Physician Health

Physician burnout: The pledge your organization should make now

Sara Berg, MS , News Editor

Physicians are dedicated to serving the best interests of their patients. Yet when physicians are stressed or burned out, it can be difficult to create meaningful connections with patients. While challenges of doctor burnout remain widespread, addressing well-being can benefit patients, physicians and the health care system.

One way for health systems, organizations and individual physicians to tackle the problem is to endorse the Charter on Physician Well-Being and implement its recommendations. The charter was created by the Collaborative for Healing and Renewal in Medicine (CHARM), which is a group of experts on physician burnout from leading medical centers and organizations, including the AMA.

Committed to making physician burnout a thing of the past, the AMA has studied, and is currently addressing issues causing and fueling physician burnout—including time constraints, technology and regulations—to better understand and reduce the challenges physicians face.
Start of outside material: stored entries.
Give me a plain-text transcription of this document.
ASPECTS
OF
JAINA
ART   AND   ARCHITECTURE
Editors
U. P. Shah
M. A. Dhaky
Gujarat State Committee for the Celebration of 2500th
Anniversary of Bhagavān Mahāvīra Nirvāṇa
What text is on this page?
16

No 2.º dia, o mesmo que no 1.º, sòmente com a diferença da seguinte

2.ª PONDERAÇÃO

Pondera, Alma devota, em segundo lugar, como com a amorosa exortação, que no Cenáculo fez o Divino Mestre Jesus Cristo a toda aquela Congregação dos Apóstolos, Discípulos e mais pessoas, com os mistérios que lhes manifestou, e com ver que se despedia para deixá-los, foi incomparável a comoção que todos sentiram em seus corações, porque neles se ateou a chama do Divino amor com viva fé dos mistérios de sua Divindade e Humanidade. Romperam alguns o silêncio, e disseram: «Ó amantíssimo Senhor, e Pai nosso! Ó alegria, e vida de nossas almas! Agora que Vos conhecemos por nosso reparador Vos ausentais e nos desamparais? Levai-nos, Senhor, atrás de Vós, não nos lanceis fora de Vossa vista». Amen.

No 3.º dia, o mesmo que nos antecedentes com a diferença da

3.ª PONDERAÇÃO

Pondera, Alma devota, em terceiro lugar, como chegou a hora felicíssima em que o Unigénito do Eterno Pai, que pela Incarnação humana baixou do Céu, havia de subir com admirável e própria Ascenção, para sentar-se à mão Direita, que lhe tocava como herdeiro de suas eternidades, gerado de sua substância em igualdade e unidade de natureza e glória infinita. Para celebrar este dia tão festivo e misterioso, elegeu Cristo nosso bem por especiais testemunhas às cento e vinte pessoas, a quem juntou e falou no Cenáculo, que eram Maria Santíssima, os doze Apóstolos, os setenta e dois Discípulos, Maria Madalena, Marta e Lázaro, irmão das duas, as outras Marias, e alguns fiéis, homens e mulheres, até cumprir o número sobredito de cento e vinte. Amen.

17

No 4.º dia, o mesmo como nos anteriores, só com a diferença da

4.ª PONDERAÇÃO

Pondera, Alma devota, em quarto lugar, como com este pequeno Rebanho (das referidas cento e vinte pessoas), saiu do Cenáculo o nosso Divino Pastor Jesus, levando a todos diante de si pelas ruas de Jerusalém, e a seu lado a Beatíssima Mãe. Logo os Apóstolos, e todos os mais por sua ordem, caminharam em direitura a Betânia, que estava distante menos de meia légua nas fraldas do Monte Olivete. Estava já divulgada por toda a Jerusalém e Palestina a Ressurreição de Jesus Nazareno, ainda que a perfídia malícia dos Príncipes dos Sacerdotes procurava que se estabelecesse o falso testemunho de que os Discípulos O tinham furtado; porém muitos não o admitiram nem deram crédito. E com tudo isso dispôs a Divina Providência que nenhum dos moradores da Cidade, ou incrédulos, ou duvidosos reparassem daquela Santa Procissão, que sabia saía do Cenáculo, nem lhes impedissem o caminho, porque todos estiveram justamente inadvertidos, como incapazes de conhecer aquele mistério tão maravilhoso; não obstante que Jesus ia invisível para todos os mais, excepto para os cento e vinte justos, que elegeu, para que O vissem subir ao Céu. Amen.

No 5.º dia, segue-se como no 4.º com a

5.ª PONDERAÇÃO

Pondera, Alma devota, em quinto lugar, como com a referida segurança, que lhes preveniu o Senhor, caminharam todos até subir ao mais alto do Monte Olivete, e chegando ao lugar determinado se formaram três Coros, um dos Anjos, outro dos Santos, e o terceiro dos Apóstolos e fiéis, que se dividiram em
By focusing on factors causing burnout at the system-level, the AMA assesses an organization’s well-being and offers guidance and targeted solutions to support physician well-being and satisfaction.

The AMA Ed Hub™—your center for personalized learning from sources you trust—offers education and CME on a broad range of topics, including professional well-being from the AMA’s STEPS Forward™ open-access modules offering innovative strategies that allow physicians and their staff to thrive in the new health care environment. These courses can help you prevent physician burnout, create the organizational foundation for joy in medicine, create a strong team culture and improve practice efficiency.

According to a JAMA Viewpoint article about the Charter on Physician Well-Being, governing bodies, policymakers, medical organizations and individual physicians all share a responsibility to proactively support meaningful engagement, vitality and fulfillment in medicine. The charter lays out a set of guiding principles and key commitments as a framework for groups to address physician well-being beginning in medical training through an entire career.

“The charter is something that just makes good common sense to health care organizations,” said Jonathan Ripp, MD. He is co-founder and co-director of CHARM, and chief wellness officer at Mount Sinai Medical Center in New York City. “Our belief and intent is that when other organizations look at it, they say, ‘Yeah, this is the kind of thing that we stand for and believe in.’”

The JAMA essay includes a copy of the charter, which breaks out the various obligations in the following manner.

Societal commitments:

  • Foster a trustworthy and supportive culture in medicine.
  • Advocate for policies that enhance well-being.

Organizational commitments:

  • Build supportive systems.
  • Develop engaged leadership.
  • Optimize highly functioning interprofessional teams.

Interpersonal and individual commitments:

  • Anticipate and respond to inherent emotional challenges of physician work.
  • Prioritize mental health care.
  • Practice and promote self-care.

Endorsing the charter should be “a step towards making some of the changes that we believe are going to be helpful in terms of promoting physician well-being,” said Dr. Ripp, senior associate dean for Well-Being and Resilience at Icahn School of Medicine at Mount Sinai.

More than just a piece of paper

“It’s meant to not just be a statement. It also includes a number of commitments that can be made at multiple levels—the individual level, the organizational level and even a societal level,” said Dr. Ripp. “Anyone at any of the three levels could say they want to endorse this because they believe in the commitments.”

The expectation is to support—and be stewards—of the tenets articulated in the charter and to apply them, as appropriate, in your organizational efforts and decision-making. There is no financial commitment to the process and once an entity is endorsed, there is no expiration—unless there is a change in support by the organization.

“When an organization or an institution of a society or an individual endorses it, they’re endorsing a document that includes with it a number of commitments and steps that we believe will ideally have an impact on physician well-being,” he said. “If an organization is at a stage where it’s really thinking about making significant investments and actionable change, then this provides some direction.”

In addition to the AMA, organizations such as the American Board of Internal Medicine, American College of Physicians, American Psychiatric Association and Association of American Medical Colleges have already joined to honor the collective commitment of physicians to patients and to each other.

“There’s a growing momentum around organizational commitments to changes that are going to hopefully decrease burnout and promote well-being,” said Dr. Ripp. “We hope that this serves as a pathway towards that.”